Node Type Hardware Skewing

jd1337 · November 24, 2016, 12:08am

Hi Guys,

Looking to further my foray into elasticsearch as we are pretty happy with our small scale tests.

As I will be moving into production (running in AWS on EC2) I am looking to make sure I have architected correctly. Part of my issue is that I don't really understand what the node descriptions mean for their hardware requirements - https://www.elastic.co/guide/en/elasticsearch/reference/current/modules-node.html

For master only nodes (of a small cluster) I am looking at having 3, starting with the t2.medium version as it doesn't appear that the Masters do a great deal when using a small cluster. When I need to increase my cluster size in the future I can increase the size of the master nodes. If i was to increase the size of these node, would they be skewed more towards greater RAM, CPU or somewhere in between (C4, M4 or R3)?

For Data + Client Nodes I am looking at starting with 2 Nodes of r3.xlarge. I wouldn't imagine that I wouldn't see much of a benefit in Client only nodes at the moment.

In the future however, would a Data only Node be skewed more towards greater RAM, CPU or somewhere in between (C4, M4 or R3)?

Ditto for Client Only Node.

My workload is heavily skewed towards search / aggregations rather than data ingest.

TL;DR
Should the following node types use M4, R4 or C3 instance types in AWS
Master
Data
Client

Cheers

warkolm · November 24, 2016, 1:43am

Master nodes would likely need more memory more than anything, and only if cluster state is large.
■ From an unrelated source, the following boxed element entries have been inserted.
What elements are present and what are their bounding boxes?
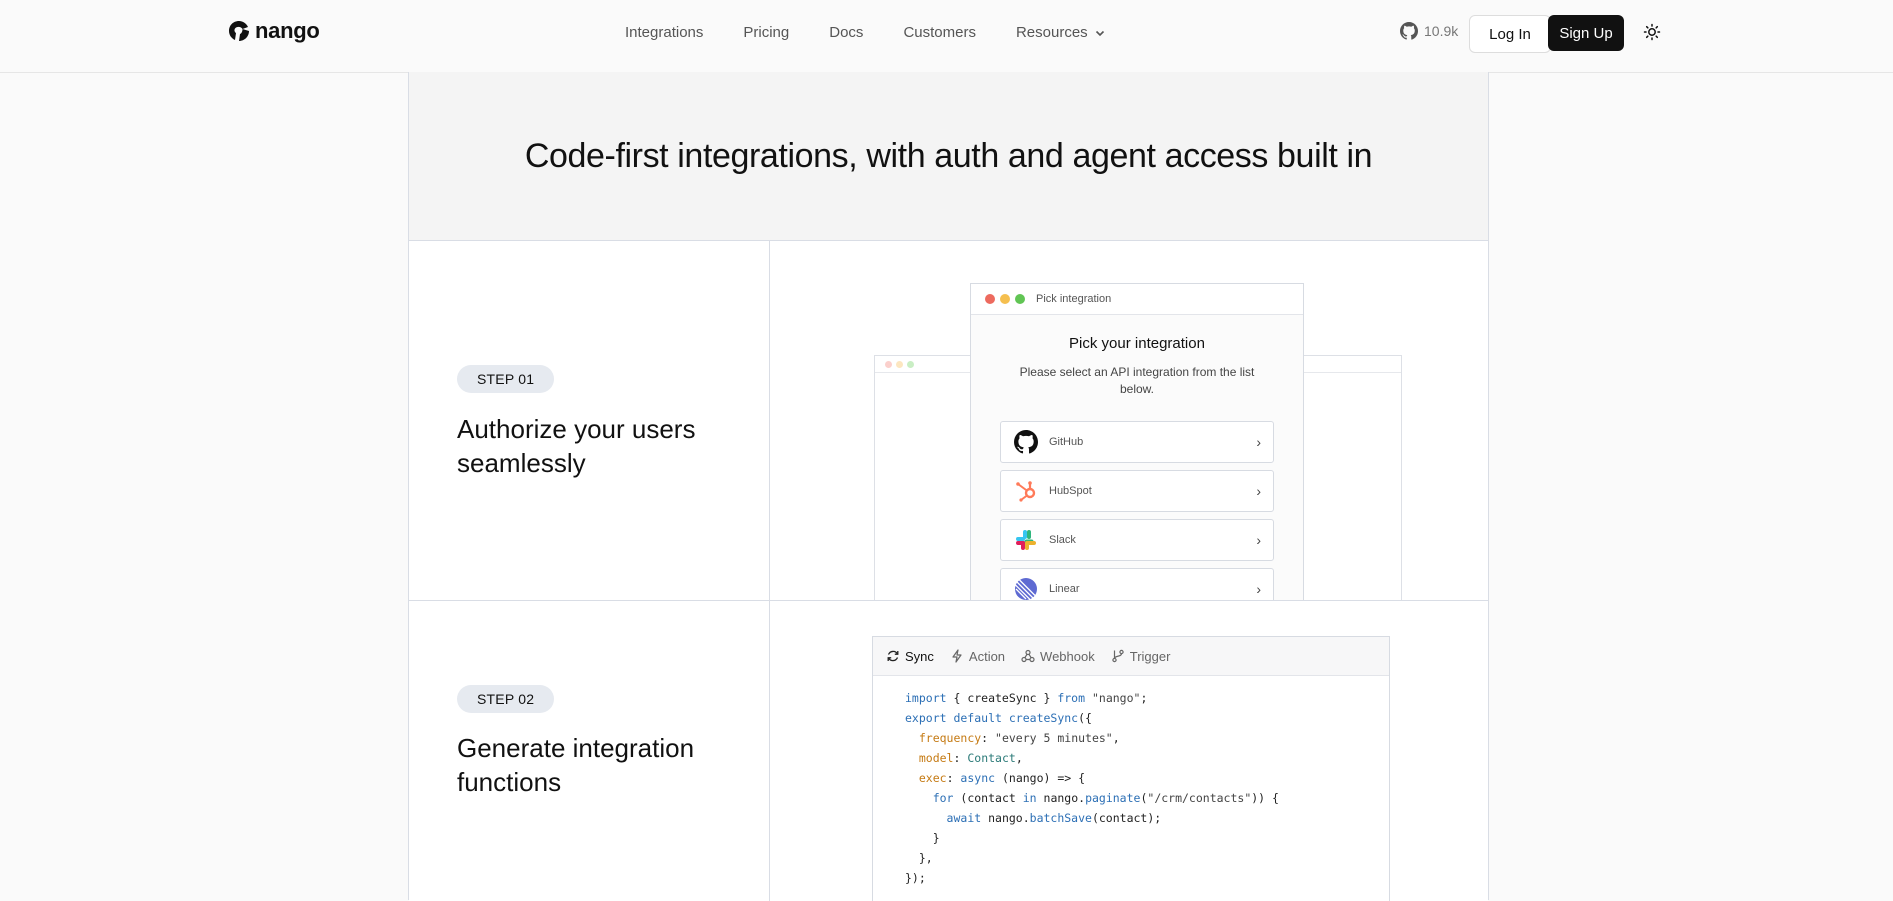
integration-name: Slack bbox=[1049, 534, 1076, 546]
tab-sync[interactable]: Sync bbox=[879, 644, 941, 669]
integration-name: GitHub bbox=[1049, 436, 1084, 448]
picker-subtitle: Please select an API integration from th… bbox=[1019, 365, 1255, 396]
integration-list: GitHub › HubSpot › Slack › Linear › bbox=[1000, 421, 1274, 600]
main-nav: Integrations Pricing Docs Customers Reso… bbox=[625, 22, 1106, 44]
step-02-section: STEP 02 Generate integration functions S… bbox=[409, 601, 1488, 901]
step-01-illustration: Pick integration Pick your integration P… bbox=[770, 241, 1488, 600]
linear-icon bbox=[1013, 576, 1039, 600]
tab-label: Trigger bbox=[1129, 648, 1171, 664]
integration-item-linear[interactable]: Linear › bbox=[1000, 568, 1274, 600]
nav-pricing[interactable]: Pricing bbox=[743, 22, 789, 44]
tab-label: Action bbox=[968, 648, 1006, 664]
hubspot-icon bbox=[1013, 478, 1039, 504]
tab-label: Sync bbox=[905, 648, 934, 664]
step-02-illustration: Sync Action Webhook Trigger import {cre… bbox=[770, 601, 1488, 901]
git-branch-icon bbox=[1112, 649, 1124, 663]
signup-button[interactable]: Sign Up bbox=[1548, 15, 1624, 51]
window-dot-icon bbox=[907, 360, 914, 368]
github-star-count: 10.9k bbox=[1424, 23, 1459, 39]
step-badge: STEP 02 bbox=[457, 685, 555, 713]
close-dot-icon bbox=[985, 294, 995, 304]
tab-label: Webhook bbox=[1040, 648, 1095, 664]
site-header: nango Integrations Pricing Docs Customer… bbox=[0, 0, 1893, 73]
code-tabs: Sync Action Webhook Trigger bbox=[873, 637, 1389, 676]
step-title: Generate integration functions bbox=[457, 733, 695, 797]
code-panel: Sync Action Webhook Trigger import {cre… bbox=[872, 636, 1390, 901]
nav-docs[interactable]: Docs bbox=[829, 22, 863, 44]
window-dot-icon bbox=[885, 360, 892, 368]
integration-item-hubspot[interactable]: HubSpot › bbox=[1000, 470, 1274, 512]
lightning-icon bbox=[952, 649, 962, 663]
github-icon bbox=[1013, 429, 1039, 455]
github-stars-link[interactable]: 10.9k bbox=[1400, 22, 1458, 40]
step-01-section: STEP 01 Authorize your users seamlessly … bbox=[409, 241, 1488, 601]
refresh-icon bbox=[887, 650, 899, 662]
picker-heading: Pick your integration bbox=[1069, 335, 1205, 352]
tab-action[interactable]: Action bbox=[943, 644, 1012, 669]
integration-name: HubSpot bbox=[1049, 485, 1092, 497]
step-02-text: STEP 02 Generate integration functions bbox=[409, 601, 770, 901]
integration-picker-window: Pick integration Pick your integration P… bbox=[970, 283, 1304, 600]
logo[interactable]: nango bbox=[227, 18, 320, 44]
nav-customers[interactable]: Customers bbox=[903, 22, 976, 44]
nav-integrations[interactable]: Integrations bbox=[625, 22, 703, 44]
tab-trigger[interactable]: Trigger bbox=[1104, 644, 1178, 669]
step-01-text: STEP 01 Authorize your users seamlessly bbox=[409, 241, 770, 600]
nav-resources-label: Resources bbox=[1015, 24, 1088, 41]
integration-name: Linear bbox=[1049, 583, 1080, 595]
chevron-right-icon: › bbox=[1256, 532, 1261, 548]
chevron-right-icon: › bbox=[1256, 483, 1261, 499]
webhook-icon bbox=[1021, 649, 1035, 663]
theme-toggle-sun-icon[interactable] bbox=[1643, 23, 1661, 41]
nav-resources[interactable]: Resources bbox=[1016, 22, 1106, 44]
chevron-down-icon bbox=[1095, 30, 1104, 37]
integration-item-slack[interactable]: Slack › bbox=[1000, 519, 1274, 561]
nango-logo-icon bbox=[229, 21, 249, 41]
chevron-right-icon: › bbox=[1256, 581, 1261, 597]
integration-item-github[interactable]: GitHub › bbox=[1000, 421, 1274, 463]
step-title: Authorize your users seamlessly bbox=[457, 414, 696, 478]
minimize-dot-icon bbox=[1000, 294, 1010, 304]
logo-text: nango bbox=[255, 18, 320, 43]
tab-webhook[interactable]: Webhook bbox=[1014, 644, 1102, 669]
window-dot-icon bbox=[896, 360, 903, 368]
github-icon bbox=[1400, 22, 1418, 40]
picker-title-bar: Pick integration bbox=[971, 284, 1303, 315]
login-button[interactable]: Log In bbox=[1469, 15, 1551, 53]
hero-title: Code-first integrations, with auth and a… bbox=[524, 136, 1373, 175]
slack-icon bbox=[1013, 527, 1039, 553]
picker-window-title: Pick integration bbox=[1036, 293, 1112, 305]
content-frame: Code-first integrations, with auth and a… bbox=[408, 72, 1489, 901]
code-block: import { createSync } from "nango"; expo… bbox=[905, 691, 1279, 885]
hero-section: Code-first integrations, with auth and a… bbox=[409, 72, 1488, 241]
maximize-dot-icon bbox=[1015, 294, 1025, 304]
chevron-right-icon: › bbox=[1256, 434, 1261, 450]
step-badge: STEP 01 bbox=[457, 365, 555, 393]
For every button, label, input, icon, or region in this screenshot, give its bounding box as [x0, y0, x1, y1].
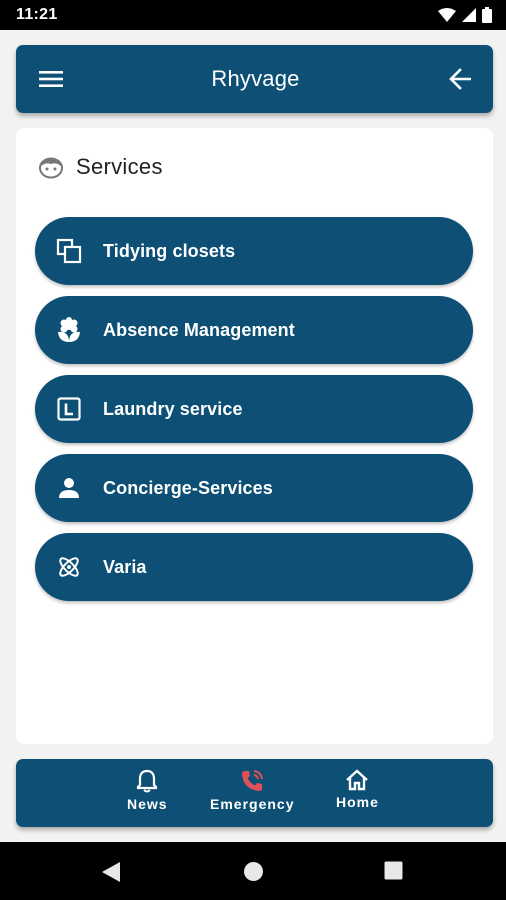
card-title: Services — [76, 154, 163, 179]
service-laundry[interactable]: Laundry service — [35, 375, 473, 443]
card-header: Services — [38, 154, 163, 180]
nav-label: Home — [336, 794, 379, 810]
status-icons — [438, 7, 492, 23]
service-varia[interactable]: Varia — [35, 533, 473, 601]
phone-call-icon — [242, 770, 264, 791]
app-bar: Rhyvage — [16, 45, 493, 113]
service-absence-management[interactable]: Absence Management — [35, 296, 473, 364]
arrow-back-icon — [449, 68, 471, 90]
service-label: Concierge-Services — [103, 477, 273, 498]
service-list: Tidying closets Absence Management Laund… — [35, 217, 473, 612]
system-nav-bar — [0, 842, 506, 900]
recents-square-icon[interactable] — [384, 861, 403, 880]
nav-home[interactable]: Home — [336, 769, 379, 810]
bottom-nav: News Emergency Home — [16, 759, 493, 827]
face-icon — [39, 157, 63, 179]
letter-l-icon — [55, 395, 83, 423]
menu-icon — [39, 71, 63, 87]
home-circle-icon[interactable] — [243, 861, 264, 882]
status-bar: 11:21 — [0, 0, 506, 30]
wifi-icon — [438, 8, 456, 22]
service-tidying-closets[interactable]: Tidying closets — [35, 217, 473, 285]
nav-label: News — [127, 796, 168, 812]
service-label: Tidying closets — [103, 240, 236, 261]
home-icon — [346, 769, 369, 791]
person-icon — [55, 474, 83, 502]
atom-icon — [55, 553, 83, 581]
signal-icon — [462, 8, 476, 22]
back-triangle-icon[interactable] — [101, 861, 121, 883]
nav-emergency[interactable]: Emergency — [210, 769, 294, 812]
status-time: 11:21 — [16, 6, 58, 23]
service-label: Laundry service — [103, 398, 243, 419]
battery-icon — [482, 7, 492, 23]
service-label: Absence Management — [103, 319, 295, 340]
service-label: Varia — [103, 556, 147, 577]
back-button[interactable] — [447, 66, 473, 92]
app-title: Rhyvage — [211, 66, 300, 91]
menu-button[interactable] — [38, 66, 64, 92]
service-concierge[interactable]: Concierge-Services — [35, 454, 473, 522]
nav-news[interactable]: News — [127, 769, 168, 812]
flower-icon — [55, 316, 83, 344]
nav-label: Emergency — [210, 796, 295, 812]
services-card: Services Tidying closets Absence Managem… — [16, 128, 493, 744]
copy-icon — [55, 237, 83, 265]
bell-icon — [137, 769, 158, 793]
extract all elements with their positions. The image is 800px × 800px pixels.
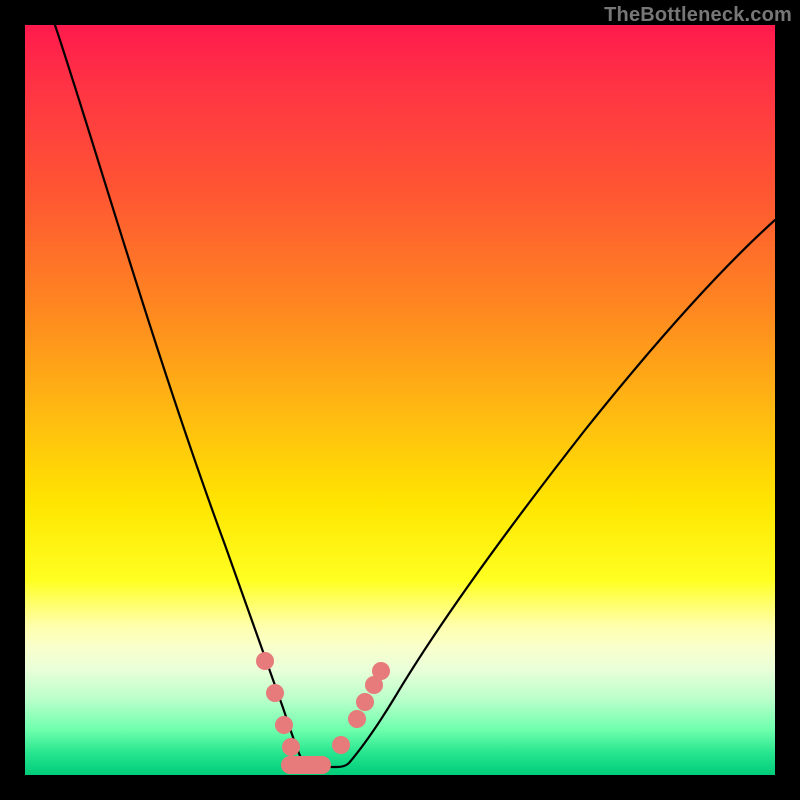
plot-area [25,25,775,775]
chart-frame: TheBottleneck.com [0,0,800,800]
marker-left-4 [282,738,300,756]
marker-right-1 [332,736,350,754]
marker-left-3 [275,716,293,734]
marker-right-2 [348,710,366,728]
optimal-range-marker [281,756,331,774]
watermark-text: TheBottleneck.com [604,4,792,27]
marker-left-1 [256,652,274,670]
marker-right-3 [356,693,374,711]
marker-right-5 [372,662,390,680]
marker-left-2 [266,684,284,702]
bottleneck-curve [55,25,775,767]
curve-overlay [25,25,775,775]
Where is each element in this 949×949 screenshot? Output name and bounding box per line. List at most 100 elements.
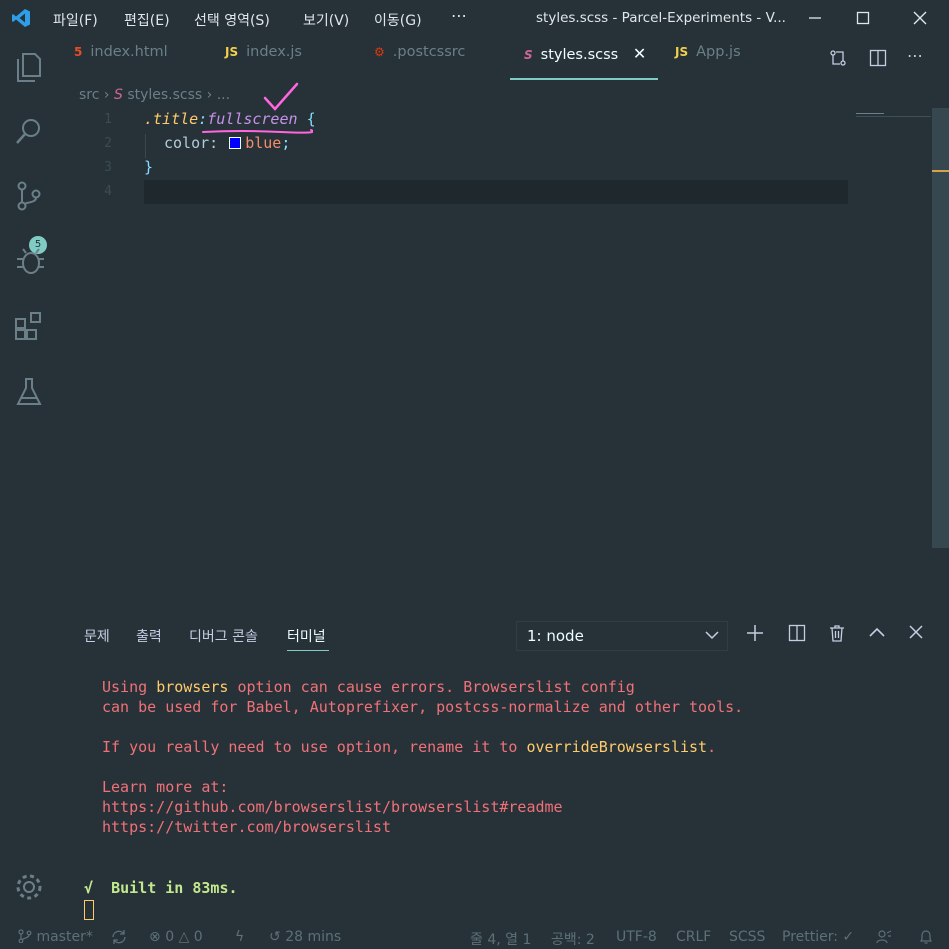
terminal-select-value: 1: node xyxy=(527,627,584,645)
settings-button[interactable] xyxy=(11,869,47,905)
close-window-button[interactable] xyxy=(900,6,940,30)
language-mode[interactable]: SCSS xyxy=(729,929,765,945)
error-count: 0 xyxy=(165,929,175,945)
maximize-button[interactable] xyxy=(843,6,883,30)
sass-icon: S xyxy=(113,87,123,103)
minimize-icon xyxy=(809,17,821,19)
css-colon: : xyxy=(198,110,208,128)
javascript-icon: JS xyxy=(225,45,239,59)
trash-icon[interactable] xyxy=(828,624,846,647)
indentation[interactable]: 공백: 2 xyxy=(551,929,595,949)
terminal-select[interactable]: 1: node xyxy=(516,621,728,651)
javascript-icon: JS xyxy=(675,45,689,59)
testing-button[interactable] xyxy=(11,373,47,409)
minimap[interactable] xyxy=(856,112,931,118)
css-open-brace: { xyxy=(306,110,316,128)
tab-styles-scss[interactable]: Sstyles.scss ✕ xyxy=(524,44,646,78)
tab-output[interactable]: 출력 xyxy=(136,626,162,646)
tab-postcssrc[interactable]: ⚙ .postcssrc xyxy=(374,44,465,78)
warning-icon: △ xyxy=(178,929,190,945)
terminal-line: can be used for Babel, Autoprefixer, pos… xyxy=(102,698,744,716)
close-tab-icon[interactable]: ✕ xyxy=(633,44,646,63)
active-tab-indicator xyxy=(510,78,658,80)
cursor-position[interactable]: 줄 4, 열 1 xyxy=(470,929,531,949)
maximize-icon xyxy=(856,11,870,25)
tab-label: index.html xyxy=(90,44,168,60)
explorer-button[interactable] xyxy=(11,48,47,84)
code-line-3: } xyxy=(144,158,153,176)
lightning-icon[interactable]: ϟ xyxy=(235,929,244,945)
compare-changes-icon[interactable] xyxy=(829,49,847,71)
search-icon xyxy=(16,119,40,144)
tab-debug-console[interactable]: 디버그 콘솔 xyxy=(189,626,258,646)
active-panel-tab-indicator xyxy=(287,650,329,651)
encoding[interactable]: UTF-8 xyxy=(616,929,657,945)
editor-scrollbar[interactable] xyxy=(932,108,949,548)
menu-view[interactable]: 보기(V) xyxy=(303,10,349,30)
files-icon xyxy=(17,53,41,82)
close-icon xyxy=(913,11,927,25)
color-swatch[interactable] xyxy=(229,137,242,149)
menu-file[interactable]: 파일(F) xyxy=(53,10,98,30)
terminal-link[interactable]: https://twitter.com/browserslist xyxy=(102,818,391,836)
code-line-1: .title:fullscreen { xyxy=(144,110,316,128)
maximize-panel-icon[interactable] xyxy=(868,624,886,647)
breadcrumb-more[interactable]: ... xyxy=(217,87,230,103)
menu-edit[interactable]: 편집(E) xyxy=(124,10,170,30)
source-control-button[interactable] xyxy=(11,178,47,214)
line-number: 4 xyxy=(104,184,112,199)
extensions-button[interactable] xyxy=(11,308,47,344)
notifications-icon[interactable] xyxy=(919,929,933,947)
window-title: styles.scss - Parcel-Experiments - V... xyxy=(536,10,786,26)
line-number: 3 xyxy=(104,160,112,175)
debug-button[interactable] xyxy=(11,243,47,279)
close-panel-icon[interactable] xyxy=(908,624,924,645)
terminal-line: Using browsers option can cause errors. … xyxy=(102,678,635,696)
split-terminal-icon[interactable] xyxy=(788,624,806,647)
build-status-line: √ Built in 83ms. xyxy=(84,879,238,897)
chevron-down-icon xyxy=(705,631,719,640)
more-actions-icon[interactable]: ⋯ xyxy=(907,46,923,65)
feedback-icon[interactable] xyxy=(876,929,892,947)
chevron-right-icon: › xyxy=(206,87,217,103)
html5-icon: 5 xyxy=(74,45,83,59)
tab-terminal[interactable]: 터미널 xyxy=(287,626,326,646)
tab-label: App.js xyxy=(696,44,741,60)
branch-indicator[interactable]: master* xyxy=(18,929,93,945)
current-line-highlight xyxy=(144,180,848,204)
flask-icon xyxy=(16,378,42,405)
tab-index-html[interactable]: 5 index.html xyxy=(74,44,168,78)
title-bar: 파일(F) 편집(E) 선택 영역(S) 보기(V) 이동(G) ⋯ style… xyxy=(0,0,949,36)
more-menu-icon[interactable]: ⋯ xyxy=(451,6,467,25)
branch-name: master* xyxy=(36,929,93,945)
tab-index-js[interactable]: JS index.js xyxy=(225,44,302,78)
line-number: 2 xyxy=(104,136,112,151)
tab-app-js[interactable]: JS App.js xyxy=(675,44,741,78)
breadcrumb-folder[interactable]: src xyxy=(79,87,99,103)
css-pseudo-class: fullscreen xyxy=(207,110,298,128)
warning-count: 0 xyxy=(193,929,203,945)
search-button[interactable] xyxy=(11,113,47,149)
terminal-link[interactable]: https://github.com/browserslist/browsers… xyxy=(102,798,563,816)
breadcrumb-file[interactable]: styles.scss xyxy=(127,87,202,103)
css-semicolon: ; xyxy=(281,134,291,152)
sync-icon[interactable] xyxy=(111,929,127,947)
gear-icon xyxy=(16,874,42,900)
time-value: 28 mins xyxy=(285,929,342,945)
prettier-status[interactable]: Prettier: ✓ xyxy=(782,929,854,945)
terminal-line: Learn more at: xyxy=(102,778,229,796)
indent-guide xyxy=(145,134,146,158)
tab-problems[interactable]: 문제 xyxy=(84,626,110,646)
minimize-button[interactable] xyxy=(795,6,835,30)
problems-indicator[interactable]: ⊗ 0 △ 0 xyxy=(149,929,203,945)
terminal-line: If you really need to use option, rename… xyxy=(102,738,717,756)
menu-selection[interactable]: 선택 영역(S) xyxy=(194,10,270,30)
split-editor-icon[interactable] xyxy=(869,49,887,71)
menu-go[interactable]: 이동(G) xyxy=(374,10,422,30)
error-icon: ⊗ xyxy=(149,929,161,945)
new-terminal-icon[interactable] xyxy=(746,624,764,647)
end-of-line[interactable]: CRLF xyxy=(676,929,711,945)
scrollbar-cursor-marker xyxy=(932,170,949,172)
time-tracker[interactable]: ↺ 28 mins xyxy=(269,929,341,945)
css-selector: .title xyxy=(144,110,199,128)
CPU speed is more a factor than number of cores, as the operations a master node does on the cluster state are single threaded.
Client nodes need memory and CPU, not disk.
Data nodes need CPU, memory and disk.

So maybe go with m4 for master, c3 for client and r4 for data. But you could probably get away with c3 for data and client.

jd1337 · November 30, 2016, 3:57am

Is the Master CPU usage constant or does it fluctuate, from the AWS Docs "T2 instances are designed to perform as if they have dedicated high speed Intel cores available when your application really needs CPU performance, while protecting you from the variable performance or other common side effects you might typically see from over-subscription in other environments.".

Is there are general Index / Shard / Size to Master RAM ration or formula?
I will have millions of documents, hundred of indexes and thousands of shards? Should I be aiming at 4GB/8GB/more ram on the Masters?

So at present I'm leaning towards (TBD based on the above questions)
Master: t2.medium x3
Client: C3.large x2
Data: r3.xlarge x2

system · December 28, 2016, 3:57am

This topic was automatically closed 28 days after the last reply. New replies are no longer allowed.